Michael Sam is a name you know well.
He’s the first openly gay NFL player and is seen by many as a trailblazer for LGBT youth throughout the country. The media has been fascinated with Sam and often fixates on his sexuality. Whether it be through the coverage on his celebratory kiss seen ‘round the world or the argument that his sexuality is a distraction for teammates, Michael Sam continues, for better or for worse, to be seen primarily as a gay athlete rather than just an athlete.
ESPN, the self-proclaimed world leader in sports, has continued on the bandwagon of questionable and downright discriminatory reporting and sunk to a new low today. Sports Center reported on how Sam was fitting in with his new teammates and instead focused almost exclusively on Sam’s showering habits in the locker room.
It seems that even in 2014 a gay man can’t shower — let alone be in the same locker room as — straight men.
Josina Anderson, an anchor with Sports Center, reported:
Another Rams defensive player told me that “Sam is respecting our space” and that, from his perspective, he seems to think that Michael Sam is waiting to kind of take a shower, as not to make his teammates feel uncomfortable.
ESPN has chosen not to release the name of Sam’s teammate — perhaps to protect his identity as a bigot and narcissist. Such a statement, and the air time that the clip received, indicates a larger problem that LGBT individuals face whether it be in the locker room, the classroom, or the boardroom — overt and covert discrimination.
The NFL has publicly stated their support for Sam and a belief that “any player with ability and determination can succeed in the N.F.L.” At face value such a statement appears true — Sam was drafted and we will soon see whether he makes the team and hopefully his sexuality will have no bearing on the coaches final consideration.
To ESPN, I have this question: Why haven’t you reported on the showering habits of other players? Why haven’t you told me what hair product Tom Brady uses Where’s the 90 second clip detailing where Wes Welker decides to puts his deodorant on in the locker room? Is it because such questions aren’t newsworthy?
Michael Sam’s sexuality does not set him apart in the locker room. He sweats like every other player, gets covered in mud and grass stains with the rest of his team, and — shocker — showers just like every other player. For all of you with lingering fears, Scott Cooper’s reveals what showering with teammates is really like.
Through their broadcast of this segment, ESPN is calling attention and supporting the notion that gay men are hypersexual creatures that can’t possibly be around straight men without jumping their bones. Such a belief and position is not only offensive but also helps to perpetuate the idea that straight men are inherently the object of romantic or sexual advances from gay men and as such should be separated from their straight colleagues. Although such logic is just short of the gay panic defense, it is easy to draw comparisons between the two.

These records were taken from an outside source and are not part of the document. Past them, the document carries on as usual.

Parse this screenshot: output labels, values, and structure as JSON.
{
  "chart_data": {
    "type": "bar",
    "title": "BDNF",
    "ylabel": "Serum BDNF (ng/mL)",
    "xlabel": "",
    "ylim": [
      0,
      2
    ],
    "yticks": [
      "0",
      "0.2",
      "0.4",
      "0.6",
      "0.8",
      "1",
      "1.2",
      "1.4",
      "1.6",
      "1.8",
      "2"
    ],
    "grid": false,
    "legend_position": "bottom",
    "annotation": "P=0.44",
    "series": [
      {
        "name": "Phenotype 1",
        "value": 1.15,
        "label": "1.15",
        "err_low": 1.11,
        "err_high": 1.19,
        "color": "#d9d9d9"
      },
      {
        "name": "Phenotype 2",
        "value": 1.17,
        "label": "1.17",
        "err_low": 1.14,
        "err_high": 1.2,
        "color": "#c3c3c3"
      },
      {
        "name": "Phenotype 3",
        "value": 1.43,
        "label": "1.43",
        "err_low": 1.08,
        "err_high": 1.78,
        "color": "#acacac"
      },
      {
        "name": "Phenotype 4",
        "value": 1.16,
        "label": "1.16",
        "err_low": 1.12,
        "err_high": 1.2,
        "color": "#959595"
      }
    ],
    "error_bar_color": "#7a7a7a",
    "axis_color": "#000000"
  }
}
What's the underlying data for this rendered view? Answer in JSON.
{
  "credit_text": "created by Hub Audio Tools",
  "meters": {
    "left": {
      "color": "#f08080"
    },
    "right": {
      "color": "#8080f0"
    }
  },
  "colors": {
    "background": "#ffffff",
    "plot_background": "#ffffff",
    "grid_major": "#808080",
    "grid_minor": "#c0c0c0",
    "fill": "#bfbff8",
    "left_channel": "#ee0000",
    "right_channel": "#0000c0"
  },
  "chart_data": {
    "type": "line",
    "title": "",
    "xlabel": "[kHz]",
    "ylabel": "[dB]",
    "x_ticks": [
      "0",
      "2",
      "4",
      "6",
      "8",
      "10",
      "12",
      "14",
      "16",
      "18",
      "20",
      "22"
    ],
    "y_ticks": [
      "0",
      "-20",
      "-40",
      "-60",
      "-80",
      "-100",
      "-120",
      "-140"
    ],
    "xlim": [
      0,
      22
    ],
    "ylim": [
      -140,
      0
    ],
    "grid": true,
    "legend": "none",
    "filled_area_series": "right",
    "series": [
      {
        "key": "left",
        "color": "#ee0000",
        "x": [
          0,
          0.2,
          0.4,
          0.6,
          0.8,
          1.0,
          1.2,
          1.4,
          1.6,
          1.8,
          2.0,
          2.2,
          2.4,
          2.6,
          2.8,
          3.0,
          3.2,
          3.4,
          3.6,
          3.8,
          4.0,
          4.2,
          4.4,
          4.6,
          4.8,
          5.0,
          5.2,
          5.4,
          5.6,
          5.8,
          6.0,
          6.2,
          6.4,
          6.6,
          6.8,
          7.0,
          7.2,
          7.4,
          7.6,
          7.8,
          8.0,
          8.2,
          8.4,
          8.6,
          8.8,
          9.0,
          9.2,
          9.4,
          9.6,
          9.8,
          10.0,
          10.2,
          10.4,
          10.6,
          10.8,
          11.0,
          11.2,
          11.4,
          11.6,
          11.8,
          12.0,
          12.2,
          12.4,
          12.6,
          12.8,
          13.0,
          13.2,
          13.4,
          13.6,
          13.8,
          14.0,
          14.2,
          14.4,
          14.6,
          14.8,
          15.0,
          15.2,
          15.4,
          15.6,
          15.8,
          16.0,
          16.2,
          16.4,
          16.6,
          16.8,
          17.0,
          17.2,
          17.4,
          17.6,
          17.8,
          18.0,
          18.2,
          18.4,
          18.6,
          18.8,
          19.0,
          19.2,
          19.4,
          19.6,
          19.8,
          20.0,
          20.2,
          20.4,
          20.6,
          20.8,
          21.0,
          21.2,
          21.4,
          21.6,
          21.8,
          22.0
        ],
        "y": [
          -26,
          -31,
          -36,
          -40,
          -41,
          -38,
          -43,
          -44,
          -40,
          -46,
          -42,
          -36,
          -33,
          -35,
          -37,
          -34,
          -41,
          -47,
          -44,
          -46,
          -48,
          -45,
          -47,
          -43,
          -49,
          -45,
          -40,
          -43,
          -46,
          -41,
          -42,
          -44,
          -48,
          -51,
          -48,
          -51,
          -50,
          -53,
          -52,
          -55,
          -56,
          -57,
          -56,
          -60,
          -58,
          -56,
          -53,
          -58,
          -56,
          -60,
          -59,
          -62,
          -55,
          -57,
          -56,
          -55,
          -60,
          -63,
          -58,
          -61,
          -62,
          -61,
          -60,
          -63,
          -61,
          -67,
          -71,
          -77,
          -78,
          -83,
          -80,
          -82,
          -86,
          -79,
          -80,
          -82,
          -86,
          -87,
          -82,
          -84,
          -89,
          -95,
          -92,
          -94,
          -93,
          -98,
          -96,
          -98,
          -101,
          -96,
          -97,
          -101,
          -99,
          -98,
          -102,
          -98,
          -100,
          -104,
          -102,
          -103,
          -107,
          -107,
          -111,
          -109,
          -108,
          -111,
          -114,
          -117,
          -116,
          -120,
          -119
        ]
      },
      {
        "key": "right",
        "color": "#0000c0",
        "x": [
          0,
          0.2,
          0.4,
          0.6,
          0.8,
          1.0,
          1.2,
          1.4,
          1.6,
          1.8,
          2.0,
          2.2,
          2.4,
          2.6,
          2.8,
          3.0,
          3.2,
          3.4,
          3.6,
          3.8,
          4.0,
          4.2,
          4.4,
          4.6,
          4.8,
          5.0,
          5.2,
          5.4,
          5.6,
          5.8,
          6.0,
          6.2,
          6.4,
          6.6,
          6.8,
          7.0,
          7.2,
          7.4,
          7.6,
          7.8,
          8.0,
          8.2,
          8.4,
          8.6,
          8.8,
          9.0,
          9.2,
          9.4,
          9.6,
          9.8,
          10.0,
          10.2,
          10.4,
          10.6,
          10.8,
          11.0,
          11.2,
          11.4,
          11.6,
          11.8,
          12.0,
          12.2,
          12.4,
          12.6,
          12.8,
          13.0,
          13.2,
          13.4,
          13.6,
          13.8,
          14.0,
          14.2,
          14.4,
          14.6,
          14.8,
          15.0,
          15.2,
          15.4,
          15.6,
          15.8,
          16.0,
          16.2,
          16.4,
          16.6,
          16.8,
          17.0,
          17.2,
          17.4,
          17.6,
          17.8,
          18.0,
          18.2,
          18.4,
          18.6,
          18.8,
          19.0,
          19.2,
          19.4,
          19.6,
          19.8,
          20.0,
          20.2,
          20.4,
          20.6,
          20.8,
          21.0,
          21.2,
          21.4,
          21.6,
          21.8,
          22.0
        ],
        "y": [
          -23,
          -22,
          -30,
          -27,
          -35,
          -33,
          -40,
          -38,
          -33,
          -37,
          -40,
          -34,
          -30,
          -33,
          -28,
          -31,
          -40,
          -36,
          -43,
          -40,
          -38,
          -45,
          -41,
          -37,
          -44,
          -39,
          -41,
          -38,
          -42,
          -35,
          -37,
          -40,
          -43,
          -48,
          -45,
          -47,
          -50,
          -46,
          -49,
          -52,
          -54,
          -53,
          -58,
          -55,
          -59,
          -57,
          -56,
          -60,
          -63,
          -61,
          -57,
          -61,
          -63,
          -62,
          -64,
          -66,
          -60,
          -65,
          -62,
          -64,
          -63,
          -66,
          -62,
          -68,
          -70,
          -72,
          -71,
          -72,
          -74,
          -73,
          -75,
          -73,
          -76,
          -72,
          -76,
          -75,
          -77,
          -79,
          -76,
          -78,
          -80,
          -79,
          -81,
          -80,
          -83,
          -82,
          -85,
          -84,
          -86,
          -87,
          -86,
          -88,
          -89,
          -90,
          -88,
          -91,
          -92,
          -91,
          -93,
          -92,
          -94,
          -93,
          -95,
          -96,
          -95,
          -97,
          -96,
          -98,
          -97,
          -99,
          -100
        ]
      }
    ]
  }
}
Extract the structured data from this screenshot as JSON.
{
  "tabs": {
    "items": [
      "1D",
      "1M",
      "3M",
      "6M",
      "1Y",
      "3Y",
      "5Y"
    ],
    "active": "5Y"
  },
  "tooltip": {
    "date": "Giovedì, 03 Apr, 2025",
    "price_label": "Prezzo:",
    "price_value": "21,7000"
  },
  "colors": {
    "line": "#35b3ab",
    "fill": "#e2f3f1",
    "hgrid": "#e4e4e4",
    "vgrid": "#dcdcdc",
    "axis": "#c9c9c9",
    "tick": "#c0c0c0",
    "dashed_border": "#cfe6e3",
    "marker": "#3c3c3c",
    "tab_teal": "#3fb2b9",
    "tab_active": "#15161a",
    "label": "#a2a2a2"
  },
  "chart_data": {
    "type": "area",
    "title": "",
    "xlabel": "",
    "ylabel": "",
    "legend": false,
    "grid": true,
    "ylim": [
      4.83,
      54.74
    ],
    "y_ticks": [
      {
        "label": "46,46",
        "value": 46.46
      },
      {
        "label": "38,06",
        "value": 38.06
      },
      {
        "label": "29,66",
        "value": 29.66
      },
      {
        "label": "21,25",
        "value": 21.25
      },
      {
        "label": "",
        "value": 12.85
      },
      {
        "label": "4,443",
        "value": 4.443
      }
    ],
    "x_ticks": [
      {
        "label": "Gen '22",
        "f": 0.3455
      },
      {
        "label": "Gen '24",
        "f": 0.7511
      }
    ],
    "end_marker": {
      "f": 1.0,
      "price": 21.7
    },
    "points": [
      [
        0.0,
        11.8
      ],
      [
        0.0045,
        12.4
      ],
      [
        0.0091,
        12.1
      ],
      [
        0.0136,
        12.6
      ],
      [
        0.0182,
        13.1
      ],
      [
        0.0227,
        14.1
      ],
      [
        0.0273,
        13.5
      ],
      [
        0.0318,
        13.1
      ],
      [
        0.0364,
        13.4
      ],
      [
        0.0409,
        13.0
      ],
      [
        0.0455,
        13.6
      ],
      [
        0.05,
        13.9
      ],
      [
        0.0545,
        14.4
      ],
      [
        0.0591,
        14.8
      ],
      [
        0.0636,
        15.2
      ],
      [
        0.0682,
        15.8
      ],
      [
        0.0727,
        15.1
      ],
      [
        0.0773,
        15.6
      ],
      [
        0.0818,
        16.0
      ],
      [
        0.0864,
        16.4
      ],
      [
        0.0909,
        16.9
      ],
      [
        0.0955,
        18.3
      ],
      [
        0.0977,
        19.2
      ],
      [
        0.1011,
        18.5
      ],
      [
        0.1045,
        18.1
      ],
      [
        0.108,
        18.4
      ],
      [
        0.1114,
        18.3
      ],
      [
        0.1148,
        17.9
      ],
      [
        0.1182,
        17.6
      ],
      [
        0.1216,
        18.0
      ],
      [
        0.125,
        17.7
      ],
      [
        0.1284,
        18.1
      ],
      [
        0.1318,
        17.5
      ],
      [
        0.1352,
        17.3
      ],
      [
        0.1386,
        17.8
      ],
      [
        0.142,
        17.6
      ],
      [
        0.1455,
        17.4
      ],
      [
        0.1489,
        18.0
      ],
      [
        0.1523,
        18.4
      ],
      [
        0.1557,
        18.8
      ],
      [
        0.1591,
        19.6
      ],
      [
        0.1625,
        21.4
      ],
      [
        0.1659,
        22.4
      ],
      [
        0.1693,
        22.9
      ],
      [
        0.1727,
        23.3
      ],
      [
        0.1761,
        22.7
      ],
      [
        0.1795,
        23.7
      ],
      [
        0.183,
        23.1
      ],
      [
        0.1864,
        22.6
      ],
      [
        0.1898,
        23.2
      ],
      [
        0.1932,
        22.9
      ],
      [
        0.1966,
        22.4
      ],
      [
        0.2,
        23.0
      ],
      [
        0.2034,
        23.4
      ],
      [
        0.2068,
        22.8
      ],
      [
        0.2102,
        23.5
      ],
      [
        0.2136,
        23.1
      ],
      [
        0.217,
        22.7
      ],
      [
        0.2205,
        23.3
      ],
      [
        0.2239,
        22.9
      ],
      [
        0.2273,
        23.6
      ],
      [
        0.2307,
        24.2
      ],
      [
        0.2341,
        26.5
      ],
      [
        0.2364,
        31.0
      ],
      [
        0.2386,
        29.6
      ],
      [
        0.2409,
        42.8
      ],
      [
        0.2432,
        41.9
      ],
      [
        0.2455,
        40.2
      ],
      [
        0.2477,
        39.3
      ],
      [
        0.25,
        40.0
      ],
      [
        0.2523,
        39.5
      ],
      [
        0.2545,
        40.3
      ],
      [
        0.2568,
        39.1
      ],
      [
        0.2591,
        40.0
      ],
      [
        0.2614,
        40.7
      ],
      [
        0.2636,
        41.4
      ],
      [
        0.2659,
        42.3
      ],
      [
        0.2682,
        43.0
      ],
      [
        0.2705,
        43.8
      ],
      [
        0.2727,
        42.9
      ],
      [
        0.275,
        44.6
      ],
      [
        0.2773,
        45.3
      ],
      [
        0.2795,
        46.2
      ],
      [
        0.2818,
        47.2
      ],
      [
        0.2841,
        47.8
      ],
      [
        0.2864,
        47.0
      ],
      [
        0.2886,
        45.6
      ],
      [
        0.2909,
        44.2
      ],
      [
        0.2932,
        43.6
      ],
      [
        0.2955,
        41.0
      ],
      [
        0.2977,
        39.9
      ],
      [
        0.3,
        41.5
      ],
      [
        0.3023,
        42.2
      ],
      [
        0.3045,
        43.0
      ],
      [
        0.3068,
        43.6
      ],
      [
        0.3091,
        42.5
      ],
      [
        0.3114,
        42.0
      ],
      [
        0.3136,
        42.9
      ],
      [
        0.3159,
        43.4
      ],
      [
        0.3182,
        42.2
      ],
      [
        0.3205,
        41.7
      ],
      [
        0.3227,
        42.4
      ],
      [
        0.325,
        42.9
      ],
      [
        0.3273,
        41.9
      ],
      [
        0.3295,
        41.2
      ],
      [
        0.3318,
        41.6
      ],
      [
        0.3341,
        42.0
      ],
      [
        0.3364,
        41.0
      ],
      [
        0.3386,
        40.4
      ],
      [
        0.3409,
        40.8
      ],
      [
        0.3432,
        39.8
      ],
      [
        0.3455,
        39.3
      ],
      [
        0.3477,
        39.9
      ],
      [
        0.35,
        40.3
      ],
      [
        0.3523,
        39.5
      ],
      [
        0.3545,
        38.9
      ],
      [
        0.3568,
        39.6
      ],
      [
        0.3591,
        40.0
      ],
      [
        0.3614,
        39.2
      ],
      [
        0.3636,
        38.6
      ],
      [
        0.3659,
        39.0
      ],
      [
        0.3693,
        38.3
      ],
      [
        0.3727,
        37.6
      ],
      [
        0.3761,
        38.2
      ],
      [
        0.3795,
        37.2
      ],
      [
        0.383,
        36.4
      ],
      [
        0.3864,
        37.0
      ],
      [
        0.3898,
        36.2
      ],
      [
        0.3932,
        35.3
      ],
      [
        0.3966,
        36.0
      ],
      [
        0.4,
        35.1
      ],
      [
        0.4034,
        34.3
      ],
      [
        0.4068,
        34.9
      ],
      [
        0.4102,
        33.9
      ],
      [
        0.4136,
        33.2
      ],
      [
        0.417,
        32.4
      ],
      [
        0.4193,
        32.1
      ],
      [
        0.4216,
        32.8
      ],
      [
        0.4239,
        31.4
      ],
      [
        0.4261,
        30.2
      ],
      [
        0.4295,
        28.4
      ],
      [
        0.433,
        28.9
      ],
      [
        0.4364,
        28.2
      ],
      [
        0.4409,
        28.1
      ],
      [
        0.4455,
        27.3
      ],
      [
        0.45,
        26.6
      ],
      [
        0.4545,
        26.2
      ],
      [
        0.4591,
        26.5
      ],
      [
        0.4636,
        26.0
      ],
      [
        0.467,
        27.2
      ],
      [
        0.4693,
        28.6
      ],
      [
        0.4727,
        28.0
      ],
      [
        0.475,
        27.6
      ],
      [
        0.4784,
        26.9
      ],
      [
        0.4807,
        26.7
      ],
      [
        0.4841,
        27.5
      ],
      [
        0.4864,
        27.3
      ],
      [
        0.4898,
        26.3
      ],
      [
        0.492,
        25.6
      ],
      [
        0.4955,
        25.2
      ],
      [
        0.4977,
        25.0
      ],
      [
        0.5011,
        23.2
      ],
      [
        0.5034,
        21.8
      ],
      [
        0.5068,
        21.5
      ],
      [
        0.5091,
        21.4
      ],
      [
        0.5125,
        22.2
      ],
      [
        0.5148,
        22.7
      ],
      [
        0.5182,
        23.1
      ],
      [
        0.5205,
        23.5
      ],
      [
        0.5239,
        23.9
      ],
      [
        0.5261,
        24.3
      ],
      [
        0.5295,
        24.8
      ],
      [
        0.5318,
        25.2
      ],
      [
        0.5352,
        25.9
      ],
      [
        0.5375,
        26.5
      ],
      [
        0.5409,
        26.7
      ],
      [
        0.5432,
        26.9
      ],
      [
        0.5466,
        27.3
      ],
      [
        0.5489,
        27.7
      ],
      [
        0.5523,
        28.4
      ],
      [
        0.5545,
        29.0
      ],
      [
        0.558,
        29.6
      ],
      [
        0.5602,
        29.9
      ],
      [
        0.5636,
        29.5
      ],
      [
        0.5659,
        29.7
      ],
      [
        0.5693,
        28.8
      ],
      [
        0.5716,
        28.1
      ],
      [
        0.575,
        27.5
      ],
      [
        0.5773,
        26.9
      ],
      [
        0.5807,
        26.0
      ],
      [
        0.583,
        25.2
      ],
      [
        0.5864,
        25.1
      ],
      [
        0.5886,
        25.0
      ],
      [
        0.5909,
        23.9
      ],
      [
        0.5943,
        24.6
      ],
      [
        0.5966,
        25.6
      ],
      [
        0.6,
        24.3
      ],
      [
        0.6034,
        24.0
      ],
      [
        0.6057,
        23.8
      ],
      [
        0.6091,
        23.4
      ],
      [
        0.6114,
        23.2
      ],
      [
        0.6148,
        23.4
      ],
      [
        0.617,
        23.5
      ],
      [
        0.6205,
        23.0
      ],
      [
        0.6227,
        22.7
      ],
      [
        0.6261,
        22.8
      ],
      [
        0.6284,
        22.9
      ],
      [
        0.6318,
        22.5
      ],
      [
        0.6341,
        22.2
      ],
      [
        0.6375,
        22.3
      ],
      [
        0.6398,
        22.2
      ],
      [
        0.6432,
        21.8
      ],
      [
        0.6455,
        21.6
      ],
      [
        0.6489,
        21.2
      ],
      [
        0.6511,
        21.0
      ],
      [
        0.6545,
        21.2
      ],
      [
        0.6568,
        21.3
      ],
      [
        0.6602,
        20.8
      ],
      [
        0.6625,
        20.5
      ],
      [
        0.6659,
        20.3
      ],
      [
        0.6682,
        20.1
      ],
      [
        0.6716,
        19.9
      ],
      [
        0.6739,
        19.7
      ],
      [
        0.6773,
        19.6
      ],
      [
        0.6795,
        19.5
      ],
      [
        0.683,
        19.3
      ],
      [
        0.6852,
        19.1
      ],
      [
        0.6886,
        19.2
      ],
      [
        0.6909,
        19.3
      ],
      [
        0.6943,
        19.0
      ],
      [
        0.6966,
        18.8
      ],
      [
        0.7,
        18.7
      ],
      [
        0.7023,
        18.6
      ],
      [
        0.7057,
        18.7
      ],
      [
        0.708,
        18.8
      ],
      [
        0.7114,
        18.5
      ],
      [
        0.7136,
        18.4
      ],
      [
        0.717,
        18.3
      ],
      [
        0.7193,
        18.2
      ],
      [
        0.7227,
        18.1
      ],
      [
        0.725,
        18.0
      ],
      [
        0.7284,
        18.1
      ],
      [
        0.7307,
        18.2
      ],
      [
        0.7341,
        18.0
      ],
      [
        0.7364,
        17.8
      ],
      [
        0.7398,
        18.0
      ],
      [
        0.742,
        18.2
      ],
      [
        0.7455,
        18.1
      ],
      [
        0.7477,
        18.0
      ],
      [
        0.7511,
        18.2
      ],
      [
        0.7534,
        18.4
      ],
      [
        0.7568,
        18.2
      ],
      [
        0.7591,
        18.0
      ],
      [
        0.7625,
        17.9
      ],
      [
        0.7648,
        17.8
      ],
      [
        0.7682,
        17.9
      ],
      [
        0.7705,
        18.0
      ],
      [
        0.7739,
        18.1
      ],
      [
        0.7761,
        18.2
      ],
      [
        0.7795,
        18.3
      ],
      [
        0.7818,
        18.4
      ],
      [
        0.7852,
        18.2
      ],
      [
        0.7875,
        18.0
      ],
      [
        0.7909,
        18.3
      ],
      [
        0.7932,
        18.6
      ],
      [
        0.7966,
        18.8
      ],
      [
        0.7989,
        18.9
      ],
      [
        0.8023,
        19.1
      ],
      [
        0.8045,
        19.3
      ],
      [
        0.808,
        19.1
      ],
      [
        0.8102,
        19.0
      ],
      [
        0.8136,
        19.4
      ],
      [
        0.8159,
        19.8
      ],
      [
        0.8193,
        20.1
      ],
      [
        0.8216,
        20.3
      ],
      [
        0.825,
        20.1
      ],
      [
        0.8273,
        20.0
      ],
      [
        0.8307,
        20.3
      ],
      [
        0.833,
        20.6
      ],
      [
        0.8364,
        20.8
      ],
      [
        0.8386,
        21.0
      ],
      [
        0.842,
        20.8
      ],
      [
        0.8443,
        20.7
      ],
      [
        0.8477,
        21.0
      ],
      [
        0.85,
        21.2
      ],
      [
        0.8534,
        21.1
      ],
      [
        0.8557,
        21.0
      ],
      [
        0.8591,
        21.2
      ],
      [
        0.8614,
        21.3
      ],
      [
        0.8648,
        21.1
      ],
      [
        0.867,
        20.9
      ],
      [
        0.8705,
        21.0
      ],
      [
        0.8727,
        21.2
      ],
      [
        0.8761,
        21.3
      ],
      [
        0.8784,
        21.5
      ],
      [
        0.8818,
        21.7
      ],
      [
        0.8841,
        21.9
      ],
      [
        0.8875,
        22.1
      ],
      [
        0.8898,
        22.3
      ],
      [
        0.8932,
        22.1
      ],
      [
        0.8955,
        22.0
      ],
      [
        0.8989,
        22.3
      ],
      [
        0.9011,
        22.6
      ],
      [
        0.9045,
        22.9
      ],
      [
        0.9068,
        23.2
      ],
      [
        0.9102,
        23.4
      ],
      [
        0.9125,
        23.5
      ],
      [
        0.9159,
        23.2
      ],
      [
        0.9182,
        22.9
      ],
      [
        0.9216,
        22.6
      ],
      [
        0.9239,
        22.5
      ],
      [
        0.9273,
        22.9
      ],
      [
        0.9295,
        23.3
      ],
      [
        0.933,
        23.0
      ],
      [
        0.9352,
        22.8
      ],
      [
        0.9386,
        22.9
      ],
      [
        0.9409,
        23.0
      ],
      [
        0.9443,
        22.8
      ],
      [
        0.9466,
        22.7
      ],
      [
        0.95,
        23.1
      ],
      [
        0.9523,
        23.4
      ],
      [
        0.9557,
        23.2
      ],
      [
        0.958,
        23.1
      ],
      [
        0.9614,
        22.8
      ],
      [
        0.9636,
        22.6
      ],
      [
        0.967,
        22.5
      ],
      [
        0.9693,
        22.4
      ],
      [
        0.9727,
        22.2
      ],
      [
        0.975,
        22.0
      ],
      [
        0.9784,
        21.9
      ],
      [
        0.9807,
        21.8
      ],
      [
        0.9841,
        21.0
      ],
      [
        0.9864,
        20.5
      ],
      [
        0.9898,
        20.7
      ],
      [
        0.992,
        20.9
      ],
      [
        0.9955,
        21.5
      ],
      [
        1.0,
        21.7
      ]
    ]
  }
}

Michael Sam should be reported on. He is the first openly gay athlete to play in the NFL. He’s in an interracial relationship and has forced us to once again to discuss what being in an interracial relationship means in America. He has made meaningful impacts on the lives of youth and serves as an inspiration to gay athletes seeking to break the rainbow ceiling. He’s a public figure and if he isn’t in the news then his agent isn’t doing their job properly.
When or with whom on the team he chooses to occupy the shower at the same time with in the locker room should not be a newsworthy subject. Equating a gay male’s showering pattern with his how successful he is at integrating on to his team is reprehensible. After all, how he showers (just like who he’s attracted to) has no bearing on his ability to play football. And whether or not he makes a bigot comfortable shouldn’t be his main priority. He’s got a job to do, and a sport to play.